Ce système n’assure pas forcément une baisse de la facture d’électricité — tout dépend du lieu, des tarifs locaux et de la performance de la machine — mais pourrait générer des revenus pour compenser les coûts de chauffage.
« C’est le même coût que pour chauffer la maison, mais le bénéfice est que vous minez du bitcoin », explique Ford.
Une seule machine de minage, même ancienne, peut suffire. Les mineurs individuels rejoignent des pools de minage pour mutualiser la puissance de calcul et recevoir des paiements proportionnels, ce qui rend les gains plus prévisibles et modifie l’équation économique.
« L’idée d’utiliser le minage crypto ou la puissance GPU pour chauffer les habitations est judicieuse en théorie, car presque toute l’énergie utilisée par le calcul est dissipée sous forme de chaleur », explique Andrew Sobko, fondateur d’Argentum AI, qui développe une place de marché dédiée au partage de puissance de calcul. Il précise toutefois que le concept est surtout pertinent à plus grande échelle, en particulier dans les régions froides ou les bâtiments à forte densité, comme les centres de données où la valorisation de la chaleur informatique révèle un véritable potentiel industriel.

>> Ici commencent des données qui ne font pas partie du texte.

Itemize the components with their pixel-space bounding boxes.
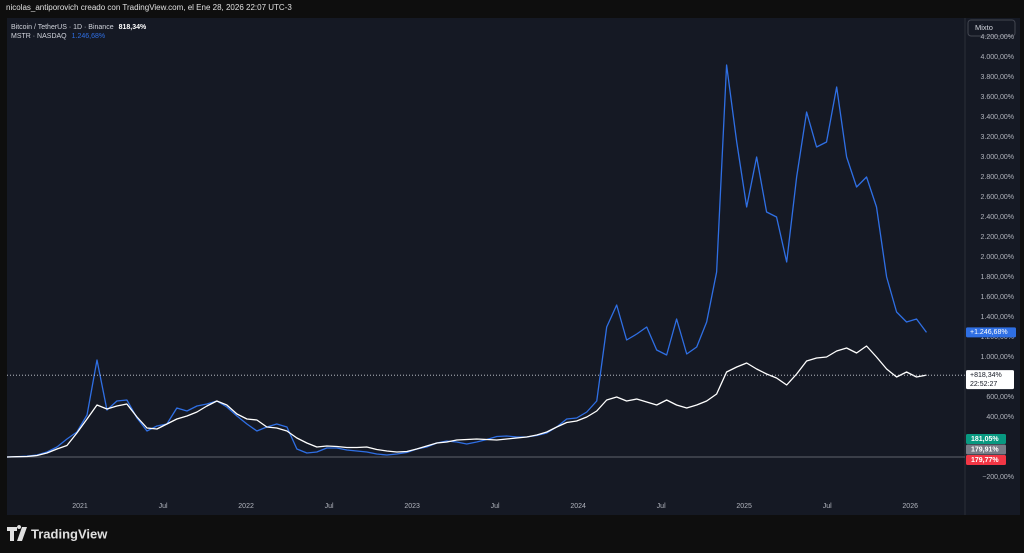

Pour que cela fonctionne — impossible de transporter la chaleur par camion ou train — il faut situer les besoins en chaleur et acheminer la chaleur informatique sur place, par exemple en installant des GPU dans des parcs industriels ou des ensembles résidentiels.

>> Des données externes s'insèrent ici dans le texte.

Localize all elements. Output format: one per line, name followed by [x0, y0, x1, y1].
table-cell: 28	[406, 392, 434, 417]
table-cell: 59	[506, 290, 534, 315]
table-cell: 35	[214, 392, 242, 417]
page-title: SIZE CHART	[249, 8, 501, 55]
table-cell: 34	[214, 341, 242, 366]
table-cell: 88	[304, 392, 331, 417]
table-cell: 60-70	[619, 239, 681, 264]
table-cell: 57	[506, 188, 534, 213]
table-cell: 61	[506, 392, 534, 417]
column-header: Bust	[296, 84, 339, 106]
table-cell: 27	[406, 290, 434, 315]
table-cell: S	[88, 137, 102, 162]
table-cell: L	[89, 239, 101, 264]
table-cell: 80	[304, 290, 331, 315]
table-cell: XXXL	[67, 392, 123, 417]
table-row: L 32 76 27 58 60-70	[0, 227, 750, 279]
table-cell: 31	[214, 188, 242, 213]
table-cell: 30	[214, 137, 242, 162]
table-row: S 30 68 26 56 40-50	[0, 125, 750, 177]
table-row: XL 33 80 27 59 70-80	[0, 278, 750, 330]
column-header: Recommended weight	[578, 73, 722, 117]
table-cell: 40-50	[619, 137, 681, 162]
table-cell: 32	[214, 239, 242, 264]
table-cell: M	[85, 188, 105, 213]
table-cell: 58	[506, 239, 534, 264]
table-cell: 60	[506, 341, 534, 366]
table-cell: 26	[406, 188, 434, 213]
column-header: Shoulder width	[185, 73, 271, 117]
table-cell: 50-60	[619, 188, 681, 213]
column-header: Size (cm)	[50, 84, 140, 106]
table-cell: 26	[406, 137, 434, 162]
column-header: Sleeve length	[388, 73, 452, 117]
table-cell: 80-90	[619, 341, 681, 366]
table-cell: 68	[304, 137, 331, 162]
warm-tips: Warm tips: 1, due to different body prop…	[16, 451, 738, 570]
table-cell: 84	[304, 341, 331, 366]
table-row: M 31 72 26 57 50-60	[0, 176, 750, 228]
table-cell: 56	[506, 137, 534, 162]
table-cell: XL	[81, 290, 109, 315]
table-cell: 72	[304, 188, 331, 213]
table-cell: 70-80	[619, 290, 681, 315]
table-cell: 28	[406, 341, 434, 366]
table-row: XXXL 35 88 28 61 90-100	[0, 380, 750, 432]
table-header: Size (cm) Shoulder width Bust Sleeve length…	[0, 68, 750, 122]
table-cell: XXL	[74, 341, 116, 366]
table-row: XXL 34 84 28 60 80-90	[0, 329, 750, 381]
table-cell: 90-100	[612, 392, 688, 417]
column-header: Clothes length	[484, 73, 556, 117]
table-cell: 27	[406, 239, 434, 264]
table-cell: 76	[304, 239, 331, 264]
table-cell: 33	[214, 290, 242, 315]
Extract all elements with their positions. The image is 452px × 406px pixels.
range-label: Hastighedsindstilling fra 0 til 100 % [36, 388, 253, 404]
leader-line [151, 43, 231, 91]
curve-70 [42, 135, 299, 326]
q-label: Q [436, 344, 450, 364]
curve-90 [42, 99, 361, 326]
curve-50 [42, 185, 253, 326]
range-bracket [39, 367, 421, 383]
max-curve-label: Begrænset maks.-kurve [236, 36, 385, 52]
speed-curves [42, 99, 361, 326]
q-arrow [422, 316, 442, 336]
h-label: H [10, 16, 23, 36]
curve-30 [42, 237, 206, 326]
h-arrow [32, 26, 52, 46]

« Nous collaborons déjà avec des partenaires qui réinjectent la chaleur informatique dans les systèmes de chauffage des bâtiments ou même pour le réchauffement de serres agricoles. C’est là que les avantages économiques et environnementaux sont évidents », explique Sobko. « Plutôt que de déplacer la chaleur, on rapproche la puissance de calcul là où elle est utile », poursuit-il.

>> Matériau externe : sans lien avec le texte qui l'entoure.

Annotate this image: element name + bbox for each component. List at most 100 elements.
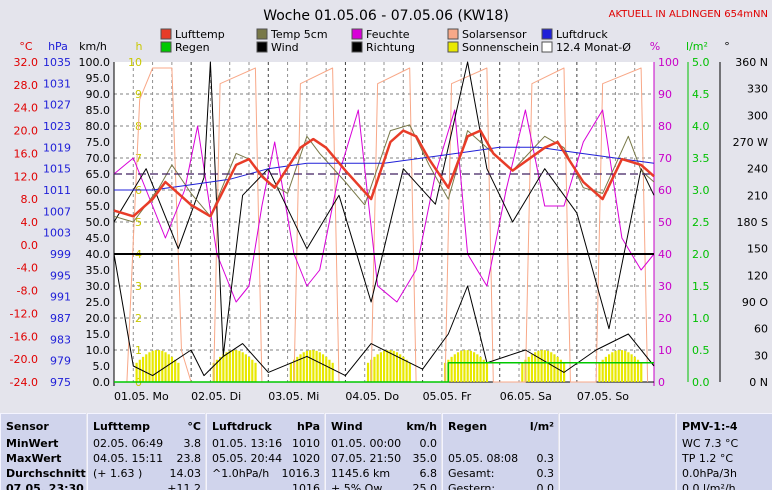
legend-label-luftdruck: Luftdruck bbox=[556, 28, 608, 41]
stats-cell-label: ^1.0hPa/h bbox=[212, 467, 270, 480]
sun-bar bbox=[640, 362, 643, 382]
sun-bar bbox=[141, 356, 145, 382]
stats-cell-label: 0.0 l/m²/h bbox=[682, 482, 736, 490]
stats-row: 0.0hPa/3h bbox=[682, 467, 768, 482]
axis-rain-tick: 3.5 bbox=[692, 152, 710, 165]
sun-bar bbox=[328, 359, 331, 382]
axis-rain-tick: 3.0 bbox=[692, 184, 710, 197]
axis-temp-tick: -24.0 bbox=[10, 376, 38, 389]
axis-wind-tick: 80.0 bbox=[86, 120, 111, 133]
axis-temp-tick: 24.0 bbox=[14, 102, 39, 115]
axis-pressure-tick: 1011 bbox=[43, 184, 71, 197]
stats-cell-label: (+ 1.63 ) bbox=[93, 467, 143, 480]
sun-bar bbox=[244, 354, 247, 382]
stats-col-lufttemp: Lufttemp °C 02.05. 06:49 3.8 04.05. 15:11 23.… bbox=[87, 413, 205, 490]
stats-cell-label: 02.05. 06:49 bbox=[93, 437, 164, 450]
sun-bar bbox=[145, 354, 148, 382]
stats-header-unit: °C bbox=[187, 420, 201, 433]
sun-bar bbox=[325, 356, 328, 382]
stats-cell-label: TP 1.2 °C bbox=[682, 452, 734, 465]
stats-cell-label: 05.05. 08:08 bbox=[448, 452, 519, 465]
stats-header bbox=[565, 420, 671, 435]
stats-cell-value: 1016 bbox=[292, 482, 320, 490]
legend-label-temp5cm: Temp 5cm bbox=[270, 28, 328, 41]
axis-rain-tick: 0.5 bbox=[692, 344, 710, 357]
stats-row bbox=[565, 452, 671, 467]
axis-pressure-tick: 995 bbox=[50, 269, 71, 282]
sun-bar bbox=[174, 359, 177, 382]
sun-bar bbox=[312, 350, 315, 382]
stats-cell-value: 6.8 bbox=[419, 467, 438, 480]
axis-pressure-tick: 979 bbox=[50, 355, 71, 368]
stats-cell-label: MinWert bbox=[6, 437, 59, 450]
axis-wind-tick: 95.0 bbox=[86, 72, 111, 85]
axis-pressure-tick: 1035 bbox=[43, 56, 71, 69]
axis-wind-tick: 85.0 bbox=[86, 104, 111, 117]
sun-bar bbox=[620, 350, 624, 382]
stats-cell-value: 3.8 bbox=[183, 437, 202, 450]
stats-col-regen: Regen l/m² 05.05. 08:08 0.3 Gesamt: 0.3 Gester… bbox=[442, 413, 558, 490]
axis-temp-tick: 20.0 bbox=[14, 125, 39, 138]
series-lufttemp bbox=[113, 129, 655, 218]
axis-humidity-tick: 10 bbox=[658, 344, 672, 357]
axis-wind-tick: 5.0 bbox=[93, 360, 111, 373]
sun-bar bbox=[624, 350, 627, 382]
sun-bar bbox=[305, 350, 309, 382]
sun-bar bbox=[161, 350, 164, 382]
axis-temp-tick: 8.0 bbox=[21, 193, 39, 206]
axis-wind-tick: 45.0 bbox=[86, 232, 111, 245]
axis-pressure-tick: 1031 bbox=[43, 77, 71, 90]
stats-cell-value: 23.8 bbox=[176, 452, 202, 465]
stats-row: 05.05. 20:44 1020 bbox=[212, 452, 320, 467]
sun-bar bbox=[366, 362, 370, 382]
stats-row: 1016 bbox=[212, 482, 320, 490]
stats-col-wind: Wind km/h 01.05. 00:00 0.0 07.05. 21:50 35.0 1… bbox=[325, 413, 441, 490]
axis-direction-tick: 240 bbox=[747, 163, 768, 176]
axis-direction-tick: 180 S bbox=[737, 216, 768, 229]
stats-header: PMV-1:-4 bbox=[682, 420, 768, 435]
sun-bar bbox=[254, 362, 257, 382]
sun-bar bbox=[611, 352, 614, 382]
axis-unit-6: ° bbox=[724, 40, 730, 53]
stats-header: Regen l/m² bbox=[448, 420, 554, 435]
chart-subtitle: AKTUELL IN ALDINGEN 654mNN bbox=[609, 9, 768, 20]
stats-header-label: Sensor bbox=[6, 420, 49, 433]
axis-wind-tick: 55.0 bbox=[86, 200, 111, 213]
sun-bar bbox=[376, 354, 379, 382]
chart-title: Woche 01.05.06 - 07.05.06 (KW18) bbox=[263, 8, 509, 24]
axis-humidity-tick: 30 bbox=[658, 280, 672, 293]
stats-row: Durchschnitt bbox=[6, 467, 86, 482]
sun-bar bbox=[373, 356, 376, 382]
sun-bar bbox=[473, 352, 476, 382]
stats-cell-value: 1020 bbox=[292, 452, 320, 465]
stats-cell-label: 07.05. 23:30 bbox=[6, 482, 84, 490]
sun-bar bbox=[627, 352, 630, 382]
sun-bar bbox=[222, 354, 225, 382]
axis-humidity-tick: 50 bbox=[658, 216, 672, 229]
legend-swatch-solarsensor bbox=[447, 28, 459, 40]
axis-humidity-tick: 60 bbox=[658, 184, 672, 197]
axis-wind-tick: 40.0 bbox=[86, 248, 111, 261]
axis-rain-tick: 4.0 bbox=[692, 120, 710, 133]
axis-sun-tick: 5 bbox=[135, 216, 142, 229]
sun-bar bbox=[231, 350, 235, 382]
stats-row: Gestern: 0.0 bbox=[448, 482, 554, 490]
axis-temp-tick: -4.0 bbox=[17, 262, 38, 275]
axis-rain-tick: 2.0 bbox=[692, 248, 710, 261]
stats-cell-label: 0.0hPa/3h bbox=[682, 467, 738, 480]
series-feuchte bbox=[113, 109, 655, 303]
axis-direction-tick: 120 bbox=[747, 269, 768, 282]
axis-direction-tick: 90 O bbox=[742, 296, 768, 309]
axis-pressure-tick: 999 bbox=[50, 248, 71, 261]
axis-humidity-tick: 100 bbox=[658, 56, 679, 69]
axis-temp-tick: -8.0 bbox=[17, 285, 38, 298]
sun-bar bbox=[215, 359, 219, 382]
sun-bar bbox=[636, 359, 640, 382]
sun-bar bbox=[251, 359, 254, 382]
series-wind bbox=[113, 253, 655, 377]
axis-unit-4: % bbox=[650, 40, 660, 53]
stats-row: ^1.0hPa/h 1016.3 bbox=[212, 467, 320, 482]
stats-row: 02.05. 06:49 3.8 bbox=[93, 437, 201, 452]
stats-cell-label: 07.05. 21:50 bbox=[331, 452, 402, 465]
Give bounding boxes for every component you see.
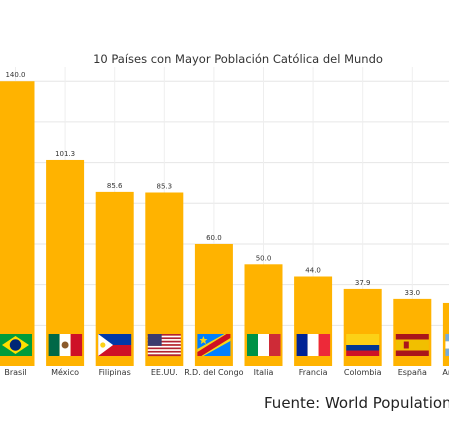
data-labels: 140.0 101.3 85.6 85.3 60.0 50.0 44.0 37.9 33.0 <box>5 71 420 297</box>
source-note: Fuente: World Population <box>264 394 449 412</box>
x-tick-labels: Brasil México Filipinas EE.UU. R.D. del Cong… <box>4 367 449 377</box>
brazil-flag-icon <box>0 334 32 356</box>
data-label-7: 37.9 <box>355 279 371 287</box>
data-label-2: 85.6 <box>107 182 123 190</box>
italy-flag-icon <box>247 334 281 356</box>
x-tick-label-9: Argentina <box>442 368 449 377</box>
chart-title: 10 Países con Mayor Población Católica d… <box>93 52 383 66</box>
x-tick-label-3: EE.UU. <box>151 368 178 377</box>
x-tick-label-0: Brasil <box>4 368 26 377</box>
spain-flag-icon <box>395 334 429 356</box>
dr-congo-flag-icon <box>197 334 231 356</box>
data-label-0: 140.0 <box>5 71 25 79</box>
flags <box>0 334 449 357</box>
colombia-flag-icon <box>346 334 380 356</box>
x-tick-label-1: México <box>51 367 79 377</box>
data-label-3: 85.3 <box>157 182 173 190</box>
x-tick-label-8: España <box>398 368 427 377</box>
data-label-1: 101.3 <box>55 150 75 158</box>
data-label-5: 50.0 <box>256 254 272 262</box>
x-tick-label-2: Filipinas <box>99 368 131 377</box>
philippines-flag-icon <box>98 334 132 356</box>
mexico-flag-icon <box>48 334 83 356</box>
x-tick-label-5: Italia <box>254 368 274 377</box>
data-label-8: 33.0 <box>405 289 421 297</box>
x-tick-label-6: Francia <box>299 368 328 377</box>
usa-flag-icon <box>147 334 181 357</box>
data-label-4: 60.0 <box>206 234 222 242</box>
bars <box>0 81 449 366</box>
x-tick-label-4: R.D. del Congo <box>184 368 243 377</box>
france-flag-icon <box>296 334 331 356</box>
data-label-6: 44.0 <box>305 267 321 275</box>
bar-0 <box>0 81 35 366</box>
bar-1 <box>46 159 85 366</box>
x-tick-label-7: Colombia <box>344 368 382 377</box>
argentina-flag-icon <box>445 334 449 356</box>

Les voix sceptiques sont nombreuses.
Derek Mohr, professeur associé à la Simon School of Business de l’Université de Rochester, ne croit pas à l’avenir du chauffage domestique par crypto et estime que même l’usage industriel pose problème.
Le minage de Bitcoin est devenu si spécialisé qu’un ordinateur personnel, même en réseau, a aujourd’hui quasiment aucune chance de miner un bloc de bitcoin, selon Mohr. Les fermes de minage utilisent en effet des puces dédiées, bien plus performantes que les ordinateurs personnels.
« Il y a dix ans, le minage de bitcoin à la maison ou en réseau domestique pouvait donner quelques résultats, mais ce n’est plus le cas », affirme Mohr.
« Les appareils de chauffage au bitcoin que j’ai pu voir sont de simples radiateurs d’appoint alimentés par votre propre électricité… ce n’est pas une méthode efficace pour chauffer une maison », explique-t-il. « Certes, le minage de bitcoin génère beaucoup de chaleur, mais la seule façon d’en profiter chez soi est d’utiliser sa propre électricité », ajoute Mohr.
Il précise que faire tourner son ordinateur en continu produirait bien de la chaleur, mais qu’il y a très peu de chances de miner un bloc ainsi.
« À mon sens, il n’y a pas là une véritable opportunité. Cela exploite simplement ce que l’on entend — la chaleur excédentaire du minage et les profits potentiels — et entretient l’illusion qu’un particulier pourrait en tirer profit », conclut Mohr.
Cependant, certains experts estiment qu’une adoption plus large de rigs de minage autonomes pourrait rendre le concept viable dans davantage de contextes. À tout le moins, ils jugent pertinent d’étudier les bénéfices économiques et écologiques d’une double utilisation, puisqu’en tant que sous-produit du calcul informatique, le minage crypto génère une chaleur significative.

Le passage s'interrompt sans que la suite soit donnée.